Most of the above are a bit flamboyant for me, but they also showed off some more understated models like this longwing austerity brogues in a hatch-grain leather.
Mori of Shoemakers
Not much to say about these guys sadly - only a handful of models on show, but the reps seemed to be on phone calls for most of the time, which made me a bit wary about chatting with them.
The models themselves were well made, but noticeably less outlandish and colourful than some of the exhibitors above.
Beautiful, stunning shoes, that are so far out of my price range that it's almost moot discussing them. The brainchild of renowned maker Daniel Wegan, previous winner of the World Championship of Shoemaking, Catella is a purely bespoke operation, meaning prices upwards of £4,000 per pair.
It was a modest table, but the shoes themselves were by some distance the finest shoes on exhibition. Maybe one day!
So the aesthetic isn't going to set the world on fire, that much seems clear, but Modum are trying something new in terms of how their shoes fit.

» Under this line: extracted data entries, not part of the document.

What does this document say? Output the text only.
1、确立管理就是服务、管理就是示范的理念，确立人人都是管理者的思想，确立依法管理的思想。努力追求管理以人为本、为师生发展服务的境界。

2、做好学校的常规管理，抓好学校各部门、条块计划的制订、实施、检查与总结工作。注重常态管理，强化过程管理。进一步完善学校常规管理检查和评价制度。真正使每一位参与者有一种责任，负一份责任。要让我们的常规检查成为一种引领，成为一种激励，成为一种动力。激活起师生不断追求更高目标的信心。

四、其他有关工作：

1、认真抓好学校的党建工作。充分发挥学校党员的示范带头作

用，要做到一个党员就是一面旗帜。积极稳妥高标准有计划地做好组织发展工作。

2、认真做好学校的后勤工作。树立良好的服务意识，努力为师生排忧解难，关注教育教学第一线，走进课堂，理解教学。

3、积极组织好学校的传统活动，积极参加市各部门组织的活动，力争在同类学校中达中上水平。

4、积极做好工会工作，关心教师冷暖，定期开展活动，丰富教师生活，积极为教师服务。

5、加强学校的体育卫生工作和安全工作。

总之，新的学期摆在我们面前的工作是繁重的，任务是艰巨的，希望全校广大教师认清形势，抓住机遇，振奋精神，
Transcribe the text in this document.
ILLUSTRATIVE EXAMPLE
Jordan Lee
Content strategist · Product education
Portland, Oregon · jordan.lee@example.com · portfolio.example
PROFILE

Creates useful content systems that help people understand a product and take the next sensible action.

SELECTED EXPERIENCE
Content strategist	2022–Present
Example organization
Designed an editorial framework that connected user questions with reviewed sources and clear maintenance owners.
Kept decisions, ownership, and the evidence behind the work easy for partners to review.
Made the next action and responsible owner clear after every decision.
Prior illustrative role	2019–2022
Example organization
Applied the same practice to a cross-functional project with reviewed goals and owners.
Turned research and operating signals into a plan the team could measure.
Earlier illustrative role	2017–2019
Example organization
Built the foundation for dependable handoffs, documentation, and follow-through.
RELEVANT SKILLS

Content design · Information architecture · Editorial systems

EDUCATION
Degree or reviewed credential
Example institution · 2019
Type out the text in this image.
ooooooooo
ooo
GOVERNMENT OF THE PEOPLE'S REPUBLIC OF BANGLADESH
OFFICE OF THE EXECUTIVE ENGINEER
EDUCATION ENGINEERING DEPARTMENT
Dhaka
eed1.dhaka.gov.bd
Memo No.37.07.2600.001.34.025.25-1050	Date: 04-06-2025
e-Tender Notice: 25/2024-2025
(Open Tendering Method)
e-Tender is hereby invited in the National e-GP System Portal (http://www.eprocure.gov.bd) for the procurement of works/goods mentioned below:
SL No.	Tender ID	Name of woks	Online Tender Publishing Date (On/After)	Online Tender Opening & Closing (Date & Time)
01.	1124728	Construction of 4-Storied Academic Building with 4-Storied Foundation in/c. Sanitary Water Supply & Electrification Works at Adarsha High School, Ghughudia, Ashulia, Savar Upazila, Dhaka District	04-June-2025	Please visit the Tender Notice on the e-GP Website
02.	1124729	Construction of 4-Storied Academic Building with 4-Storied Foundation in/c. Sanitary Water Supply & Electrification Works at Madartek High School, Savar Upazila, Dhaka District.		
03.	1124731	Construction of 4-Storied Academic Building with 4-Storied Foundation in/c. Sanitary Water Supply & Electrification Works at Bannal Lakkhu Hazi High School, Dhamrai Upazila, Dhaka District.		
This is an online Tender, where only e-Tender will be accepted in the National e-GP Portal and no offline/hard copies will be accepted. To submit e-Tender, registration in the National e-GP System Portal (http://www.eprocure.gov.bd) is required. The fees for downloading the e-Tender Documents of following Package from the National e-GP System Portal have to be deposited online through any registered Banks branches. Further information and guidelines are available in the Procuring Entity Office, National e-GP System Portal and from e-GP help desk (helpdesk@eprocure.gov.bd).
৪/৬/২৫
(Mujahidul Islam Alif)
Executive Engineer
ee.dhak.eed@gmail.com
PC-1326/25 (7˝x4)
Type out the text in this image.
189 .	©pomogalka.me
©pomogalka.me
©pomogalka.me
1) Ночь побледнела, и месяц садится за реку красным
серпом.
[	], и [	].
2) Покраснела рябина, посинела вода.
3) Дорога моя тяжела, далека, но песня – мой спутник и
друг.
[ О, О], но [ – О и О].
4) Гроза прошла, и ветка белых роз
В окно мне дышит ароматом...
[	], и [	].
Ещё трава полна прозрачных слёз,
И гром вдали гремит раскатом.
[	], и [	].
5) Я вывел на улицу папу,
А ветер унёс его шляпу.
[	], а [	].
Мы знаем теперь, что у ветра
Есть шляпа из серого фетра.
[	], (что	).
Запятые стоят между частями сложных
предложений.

Users can scan their foot with Modum's app, customise their design, then receive a pair of shoes made to a perfectly fitted personal last. Prices start around £500.
Now, it would be naïve at this point to say anything other than... that's the theory. Shoe last-making is an art - a dying art - and the human foot is a complex, baffling thing. Achieving a perfect is something that still escapes some bespoke makers who charge £5,000+ for the privilege, so to expect technology to fill the gaps is no certainty. But they do commit to a perfect fit, even if that means adjusting or even remaking the shoe.
Stylistically, Modum's approach is classic and conservative. I guess I have a worry that they exist in a strange space - people that care enough about their shoes to go through this process will probably want shoes with a bit more flair and character - people who just need classic business shoes for a reasonable price are already well served by any number of established makers.
But far be it from me to crap on a maker that is trying something new, so I wish them all the best.
Septieme Largeur are a French maker that I completely forgot to take any photos of - apologies!
They are well regarded for their value proposition, but maybe more known for their work in bringing unusual custom patinas to the wider market. Indeed, they have a wide range of blank "base" models of shoe that you can customise your patina for as part of the order.
So that was the shoe - a nice day out certainly, and I'll be sure to follow up with any orders I place as a result.